Akademisi : Pelanggaran keinsinyuran bisa dihukum dua tahun penjara

id Hukum

Akademisi : Pelanggaran keinsinyuran bisa dihukum dua tahun penjara

Gedung Rektorat Universitas Andalas (Unand), Kota Padang, Provinsi Sumatera Barat (Sumbar). (ANTARA/Muhammad Zulfikar)

Pekanbaru (ANTARA) - Ketua Prodi Studi Profesi Insinyur Universitas Andalas, Ir. Benny Dwika Leonanda, MT, IPM mengatakan, Undang-Undang Nomor 11 Tahun 2014 tentang Keinsinyuran, melarang praktik keinsinyuran oleh pihak yang tidak memiliki gelar insinyur, jika dilanggar bisa dipenjara dua tahun.

"Selain dua tahun penjara, pelanggar dapat dikenai denda hingga Rp200 juta dan jika praktik tersebut menyebabkan kecelakaan, kematian, atau kerugian harta benda, atau kegagalan konstruksi, hukuman dapat diperberat hingga 10 tahun penjara dan/atau denda sebesar Rp1 miliar," kata Benny Dwika Leonanda diterima tertulis Antara Riau, Sabtu.

Tanggapan itu disampaikannya terkait Undang-Undang Nomor 11 Tahun 2014 tentang Keinsinyuran yang mengatur mengenai keinsinyuran di Indonesia, belum banyak direspon masyarakat sehingga Undang-undang perlu terus disosialisasikan guna meminimalisasi kerugian materi dan korban jiwa.

Sebab menurut Benny, setiap praktik keinsinyuran pada dasarnya mengandung risiko yang dapat menimbulkan kerugian bagi pengguna (pengusaha) maupun masyarakat sebagai pemanfaat jasa. Sanksi atas pelanggaran tidak hanya bersifat pidana, tetapi juga administratif, seperti peringatan atau penghentian sementara kegiatan keinsinyuran.

"Kegagalan dalam aspek teknis seperti konstruksi, mesin, sistem produksi, atau fasilitas industri dan publik dapat menimbulkan dampak fatal.
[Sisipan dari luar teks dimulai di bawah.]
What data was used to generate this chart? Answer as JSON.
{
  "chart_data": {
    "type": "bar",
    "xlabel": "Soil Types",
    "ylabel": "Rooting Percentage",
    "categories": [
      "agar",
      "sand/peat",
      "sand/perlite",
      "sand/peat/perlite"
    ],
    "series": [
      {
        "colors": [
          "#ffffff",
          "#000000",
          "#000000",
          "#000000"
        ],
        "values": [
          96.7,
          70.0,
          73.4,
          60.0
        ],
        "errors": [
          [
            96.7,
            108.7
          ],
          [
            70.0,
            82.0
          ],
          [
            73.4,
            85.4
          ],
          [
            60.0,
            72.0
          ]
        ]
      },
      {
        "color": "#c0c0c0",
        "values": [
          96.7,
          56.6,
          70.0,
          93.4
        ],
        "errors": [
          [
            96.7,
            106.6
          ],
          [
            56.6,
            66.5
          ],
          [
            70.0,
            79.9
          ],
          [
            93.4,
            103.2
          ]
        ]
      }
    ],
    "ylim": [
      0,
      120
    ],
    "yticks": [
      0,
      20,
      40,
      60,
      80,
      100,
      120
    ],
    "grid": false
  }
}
Bahkan dalam menghadapi bencana alam seperti gempa bumi, banjir, dan kebakaran, kerusakan dan kerugian dapat diminimalkan dengan penerapan prinsip-prinsip keinsinyuran yang tepat," katanya.
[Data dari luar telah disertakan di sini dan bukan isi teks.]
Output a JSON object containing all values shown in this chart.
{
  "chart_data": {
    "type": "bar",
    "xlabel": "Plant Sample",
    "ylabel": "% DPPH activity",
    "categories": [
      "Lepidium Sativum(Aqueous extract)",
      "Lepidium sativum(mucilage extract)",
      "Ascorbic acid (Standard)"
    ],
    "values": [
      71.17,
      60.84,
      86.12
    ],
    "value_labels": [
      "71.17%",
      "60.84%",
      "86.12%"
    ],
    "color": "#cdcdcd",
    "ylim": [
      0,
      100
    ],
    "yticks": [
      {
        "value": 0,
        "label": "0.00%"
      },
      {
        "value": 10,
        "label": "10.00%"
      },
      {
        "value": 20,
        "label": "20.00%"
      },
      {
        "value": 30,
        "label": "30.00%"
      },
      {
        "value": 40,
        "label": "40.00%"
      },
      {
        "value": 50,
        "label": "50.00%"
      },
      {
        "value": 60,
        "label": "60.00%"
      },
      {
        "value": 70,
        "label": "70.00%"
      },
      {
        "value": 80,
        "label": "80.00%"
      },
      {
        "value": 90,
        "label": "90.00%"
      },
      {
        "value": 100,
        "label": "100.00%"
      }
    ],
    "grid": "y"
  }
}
Benny menyebutkan, hal penting lain yang diatur oleh UU ini adalah mengatur tentang praktik keinsinyuran, termasuk kewajiban insinyur untuk memiliki Surat Tanda Registrasi Insinyur (STR) yang dikeluarkan oleh Persatuan Insinyur Indonesia (PII).

STR ini bisa diperoleh, kata Benny lagi dari lembaga pelatihan yang memiliki izin menggelar pelatihan bersertifikat yang diterbitkan oleh PII itu.
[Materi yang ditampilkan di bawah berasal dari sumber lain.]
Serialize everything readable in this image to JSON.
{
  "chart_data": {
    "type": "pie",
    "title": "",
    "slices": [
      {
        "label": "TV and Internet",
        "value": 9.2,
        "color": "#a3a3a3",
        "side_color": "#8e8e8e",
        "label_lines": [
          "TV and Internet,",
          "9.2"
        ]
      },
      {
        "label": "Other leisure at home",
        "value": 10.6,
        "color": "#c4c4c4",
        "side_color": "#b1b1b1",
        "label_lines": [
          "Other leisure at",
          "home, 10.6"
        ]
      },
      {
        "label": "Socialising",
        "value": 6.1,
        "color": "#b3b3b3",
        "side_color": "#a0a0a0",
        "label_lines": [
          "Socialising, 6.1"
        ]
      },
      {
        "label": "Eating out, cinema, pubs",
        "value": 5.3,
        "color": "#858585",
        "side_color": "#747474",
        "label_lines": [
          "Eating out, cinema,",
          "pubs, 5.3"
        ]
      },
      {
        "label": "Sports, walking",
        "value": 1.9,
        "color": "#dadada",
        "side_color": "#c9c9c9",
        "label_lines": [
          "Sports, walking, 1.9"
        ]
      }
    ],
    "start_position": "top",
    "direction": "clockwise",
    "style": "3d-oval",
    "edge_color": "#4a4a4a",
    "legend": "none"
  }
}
Ia mengakui bahwa hingga kini banyak pihak masih menerima risiko kegagalan pekerjaan teknik secara pasrah dan menyalahkan takdir, tanpa upaya sistematis untuk menghindarinya melalui keterlibatan tenaga profesional.

"Seharusnya para insinyur profesional menjadi garda terdepan dalam menjamin keselamatan dan keberlanjutan pekerjaan teknis di Indonesia sebab mereka sudah memiliki STR itu yang bisa diperoleh melalui lembaga pelatihan resmi," katanya.

Karena itu keberadaan Undang-undang ini penting untuk memberikan kepastian hukum dan perlindungan bagi masyarakat dari praktik keinsinyuran yang tidak bertanggung jawab.